Hingga akhirnya sekitar 6-7 tahun berjalan, warga mulai merasakan dampak positifnya. Buah belimbing yang semula tampak biasa-biasa saja, kini mulai dirasakan hasilnya.

"Alhamdulillah, semakin banyak warga dan petani yang menanam belimbing dan hasilnya sangat luar biasa untuk menopang perekonomian," katanya.

Sekretaris Kelompok Sadar Wisata (Pokdarwis) Desa Ngringinrejo, Teguh Pribadi, mengakui kegigihan Mbah Nur dan yang lain sangat layak diapresiasi.

Pilihannya yang ikhlas dan sabar menerima ejekan dari orang banyak sangat tepat karena berakhir dengan indah. Wajar jika Mbah Nur saat ini menjadi salah satu tokoh panutan dan teladan bagi petani dan warga di sana.

Banjir yang datangnya rutin di wilayahnya kini bukan masalah, justru hal itulah yang diinginkan petani.

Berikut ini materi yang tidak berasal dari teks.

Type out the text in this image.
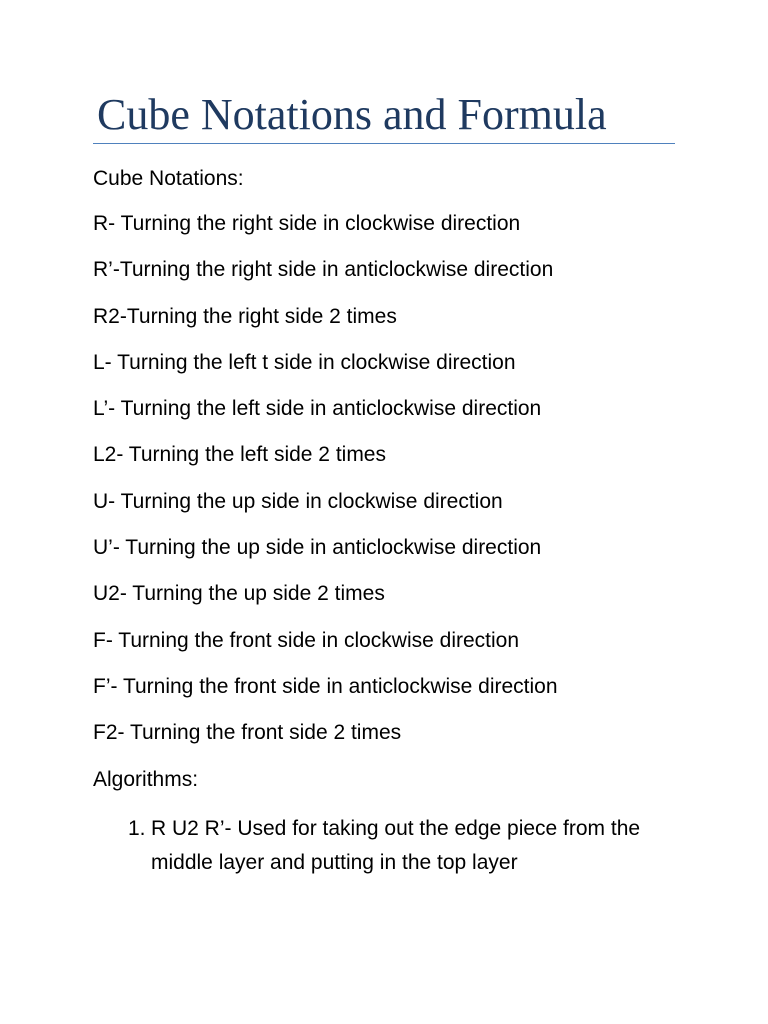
Cube Notations and Formula
Cube Notations:
R- Turning the right side in clockwise direction
R’-Turning the right side in anticlockwise direction
R2-Turning the right side 2 times
L- Turning the left t side in clockwise direction
L’- Turning the left side in anticlockwise direction
L2- Turning the left side 2 times
U- Turning the up side in clockwise direction
U’- Turning the up side in anticlockwise direction
U2- Turning the up side 2 times
F- Turning the front side in clockwise direction
F’- Turning the front side in anticlockwise direction
F2- Turning the front side 2 times
Algorithms:
1. R U2 R’- Used for taking out the edge piece from the middle layer and putting in the top layer
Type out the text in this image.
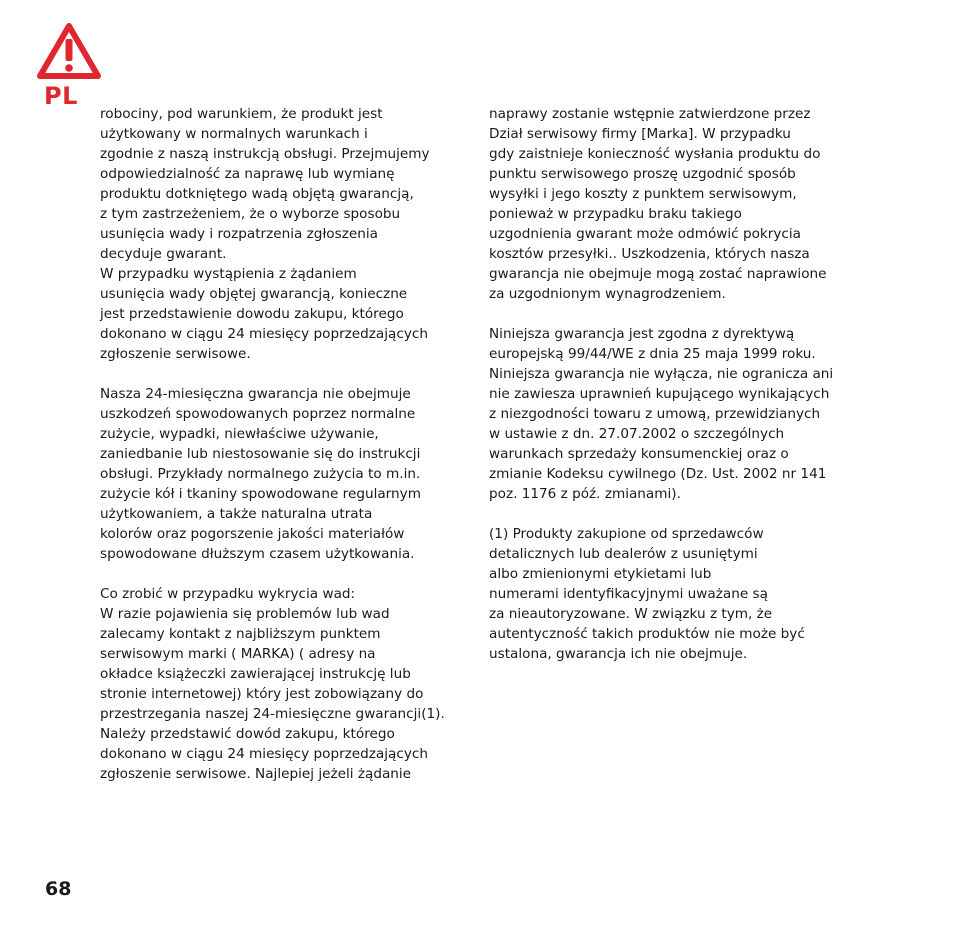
PL
robociny, pod warunkiem, że produkt jest
użytkowany w normalnych warunkach i
zgodnie z naszą instrukcją obsługi. Przejmujemy
odpowiedzialność za naprawę lub wymianę
produktu dotkniętego wadą objętą gwarancją,
z tym zastrzeżeniem, że o wyborze sposobu
usunięcia wady i rozpatrzenia zgłoszenia
decyduje gwarant.
W przypadku wystąpienia z żądaniem
usunięcia wady objętej gwarancją, konieczne
jest przedstawienie dowodu zakupu, którego
dokonano w ciągu 24 miesięcy poprzedzających
zgłoszenie serwisowe.
Nasza 24-miesięczna gwarancja nie obejmuje
uszkodzeń spowodowanych poprzez normalne
zużycie, wypadki, niewłaściwe używanie,
zaniedbanie lub niestosowanie się do instrukcji
obsługi. Przykłady normalnego zużycia to m.in.
zużycie kół i tkaniny spowodowane regularnym
użytkowaniem, a także naturalna utrata
kolorów oraz pogorszenie jakości materiałów
spowodowane dłuższym czasem użytkowania.
Co zrobić w przypadku wykrycia wad:
W razie pojawienia się problemów lub wad
zalecamy kontakt z najbliższym punktem
serwisowym marki ( MARKA) ( adresy na
okładce książeczki zawierającej instrukcję lub
stronie internetowej) który jest zobowiązany do
przestrzegania naszej 24-miesięczne gwarancji(1).
Należy przedstawić dowód zakupu, którego
dokonano w ciągu 24 miesięcy poprzedzających
zgłoszenie serwisowe. Najlepiej jeżeli żądanie
naprawy zostanie wstępnie zatwierdzone przez
Dział serwisowy firmy [Marka]. W przypadku
gdy zaistnieje konieczność wysłania produktu do
punktu serwisowego proszę uzgodnić sposób
wysyłki i jego koszty z punktem serwisowym,
ponieważ w przypadku braku takiego
uzgodnienia gwarant może odmówić pokrycia
kosztów przesyłki.. Uszkodzenia, których nasza
gwarancja nie obejmuje mogą zostać naprawione
za uzgodnionym wynagrodzeniem.
Niniejsza gwarancja jest zgodna z dyrektywą
europejską 99/44/WE z dnia 25 maja 1999 roku.
Niniejsza gwarancja nie wyłącza, nie ogranicza ani
nie zawiesza uprawnień kupującego wynikających
z niezgodności towaru z umową, przewidzianych
w ustawie z dn. 27.07.2002 o szczególnych
warunkach sprzedaży konsumenckiej oraz o
zmianie Kodeksu cywilnego (Dz. Ust. 2002 nr 141
poz. 1176 z póź. zmianami).
(1) Produkty zakupione od sprzedawców
detalicznych lub dealerów z usuniętymi
albo zmienionymi etykietami lub
numerami identyfikacyjnymi uważane są
za nieautoryzowane. W związku z tym, że
autentyczność takich produktów nie może być
ustalona, gwarancja ich nie obejmuje.
68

Ini karena lahan di pohon belimbing membutuhkan tanah yang gembur, tepat dengan tanah yang didapat usai banjir melanda.

"Banjir di sini membawa berkah karena cocok untuk menanam belimbing. Semoga ini terus terjaga dan hasilnya maksimal," katanya.


Desa Wisata
Selvy Puspitasari, salah seorang pengunjung, terlihat mendatangi sebuah lapak berbahan kayu yang dilengkapi bangku dan tikar untuk pembeli milik Susiati Ningsih.

"Buk, boleh diincipi (dicoba)? pinjam pisau buk," ucap Selvy tanpa menunggu jawaban dari Susiati boleh atau tidaknya belimbing dagangannya dicoba.

Selvy, pengunjung asal Mojokerto itu mengiris satu bagian belimbing dan mencobanya. Meski tak menyebut rasa, namun dari raut wajahnya sangat jelas terlihat irisan buah yang dimakannya menandakan manisnya buah berwarna kuning keemasan itu.

"Saya beli dua kilogram buk, ditambah sambal untuk rujak," kata gadis berkulit putih itu tanpa menawar sembari melanjutkan mengiris buah yang dipegangnya.

Per kilogram, Susiati menjualnya Rp12 ribu dengan isi hingga empat buah untuk belimbing super jenis bangkok merah, sedangkan kalau ukuran lebih kecil bisa lebih dari lima buah.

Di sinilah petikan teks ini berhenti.